The real tell is in packages/core/src/agents/a2a-client-manager.ts: when the load option is JSON, Gemini just parses the card inline and skips the initial fetch path entirely.
That turns a remote capability into something closer to a portable bundle. The definition can arrive already carrying its own card.
Different directions, same strategic move
Codex and Gemini CLI are not shipping the same mechanism.
- Codex is making skills portable locally by extracting them into a dedicated managed layer with install and cache semantics.
- Gemini CLI is making agents portable remotely by letting the card travel inline instead of forcing a first network hop.
But the product instinct is the same: reduce how much capability has to be discovered live at runtime.
That is a deeper move than a UI polish pass. It changes how agent powers get distributed.
Why this matters now
The terminal agent that wins long term may not be the one that merely feels smartest in a ten-minute demo.
It may be the one that makes capabilities easiest to ship.
Easiest to cache.
Easiest to trust.
Easiest to reuse across machines, repos, and teams.
That is where the moat starts to look less like “best model behavior” and more like supply-chain design for agent powers.
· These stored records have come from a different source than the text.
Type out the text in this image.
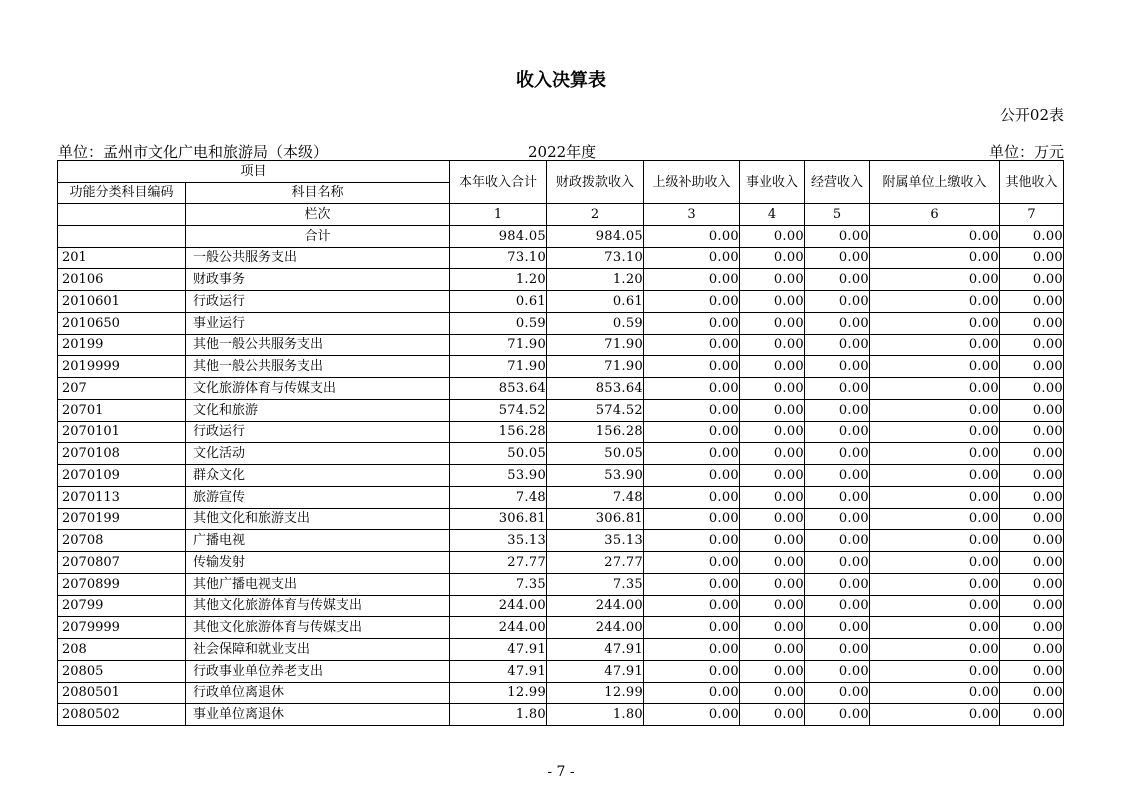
收入决算表
公开02表
单位：孟州市文化广电和旅游局（本级）	2022年度	单位：万元
项目		本年收入合计	财政拨款收入	上级补助收入	事业收入	经营收入	附属单位上缴收入	其他收入
功能分类科目编码	科目名称							
	栏次	1	2	3	4	5	6	7
	合计	984.05	984.05	0.00	0.00	0.00	0.00	0.00
201	一般公共服务支出	73.10	73.10	0.00	0.00	0.00	0.00	0.00
20106	财政事务	1.20	1.20	0.00	0.00	0.00	0.00	0.00
2010601	行政运行	0.61	0.61	0.00	0.00	0.00	0.00	0.00
2010650	事业运行	0.59	0.59	0.00	0.00	0.00	0.00	0.00
20199	其他一般公共服务支出	71.90	71.90	0.00	0.00	0.00	0.00	0.00
2019999	其他一般公共服务支出	71.90	71.90	0.00	0.00	0.00	0.00	0.00
207	文化旅游体育与传媒支出	853.64	853.64	0.00	0.00	0.00	0.00	0.00
20701	文化和旅游	574.52	574.52	0.00	0.00	0.00	0.00	0.00
2070101	行政运行	156.28	156.28	0.00	0.00	0.00	0.00	0.00
2070108	文化活动	50.05	50.05	0.00	0.00	0.00	0.00	0.00
2070109	群众文化	53.90	53.90	0.00	0.00	0.00	0.00	0.00
2070113	旅游宣传	7.48	7.48	0.00	0.00	0.00	0.00	0.00
2070199	其他文化和旅游支出	306.81	306.81	0.00	0.00	0.00	0.00	0.00
20708	广播电视	35.13	35.13	0.00	0.00	0.00	0.00	0.00
2070807	传输发射	27.77	27.77	0.00	0.00	0.00	0.00	0.00
2070899	其他广播电视支出	7.35	7.35	0.00	0.00	0.00	0.00	0.00
20799	其他文化旅游体育与传媒支出	244.00	244.00	0.00	0.00	0.00	0.00	0.00
2079999	其他文化旅游体育与传媒支出	244.00	244.00	0.00	0.00	0.00	0.00	0.00
208	社会保障和就业支出	47.91	47.91	0.00	0.00	0.00	0.00	0.00
20805	行政事业单位养老支出	47.91	47.91	0.00	0.00	0.00	0.00	0.00
2080501	行政单位离退休	12.99	12.99	0.00	0.00	0.00	0.00	0.00
2080502	事业单位离退休	1.80	1.80	0.00	0.00	0.00	0.00	0.00
- 7 -
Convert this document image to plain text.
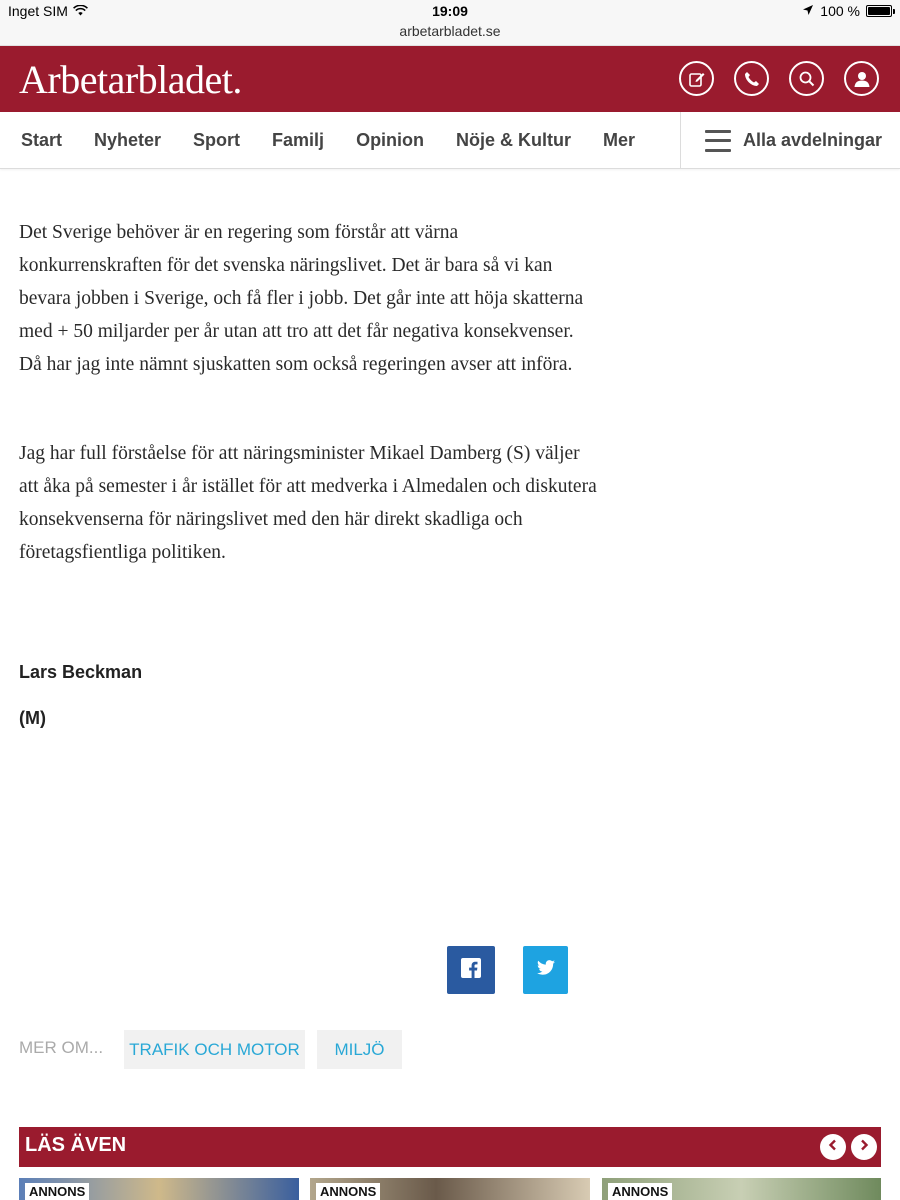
Inget SIM	19:09	100 %
arbetarbladet.se
Arbetarbladet.
Start Nyheter Sport Familj Opinion Nöje & Kultur Mer	Alla avdelningar

Det Sverige behöver är en regering som förstår att värna konkurrenskraften för det svenska näringslivet. Det är bara så vi kan bevara jobben i Sverige, och få fler i jobb. Det går inte att höja skatterna med + 50 miljarder per år utan att tro att det får negativa konsekvenser. Då har jag inte nämnt sjuskatten som också regeringen avser att införa.

Jag har full förståelse för att näringsminister Mikael Damberg (S) väljer att åka på semester i år istället för att medverka i Almedalen och diskutera konsekvenserna för näringslivet med den här direkt skadliga och företagsfientliga politiken.

Lars Beckman
(M)
MER OM...	TRAFIK OCH MOTOR	MILJÖ
LÄS ÄVEN
ANNONS	ANNONS	ANNONS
And the timing is not accidental. Gemini’s remote-agent productionization work is visibly active, including the just-closed issue #23742 for initializing A2A from agentCardJson. Codex, meanwhile, is in the middle of a broader capabilities expansion around skills and plugins. Both projects are building more than an assistant. They are building a distribution system.
The pattern worth watching
The first phase of terminal agents taught the model to do more.
The next phase may be about making those powers easier to carry around without breaking.
That is a quieter kind of progress, but probably the more important one. Once capabilities become portable artifacts, ecosystems compound faster. Teams can standardize them. Vendors can package them. Developers can trust them a little more because they arrive with more structure and fewer hidden dependencies.
So here’s the open question: if agent skills and remote agents become truly portable building blocks, does that accelerate a healthier open ecosystem — or just create new lock-in around whose packages ship best?
If you build in this space, watch the packaging layer as closely as the model layer. Then design your own agent capabilities so they can travel cleanly, verify cleanly, and earn trust the moment they land.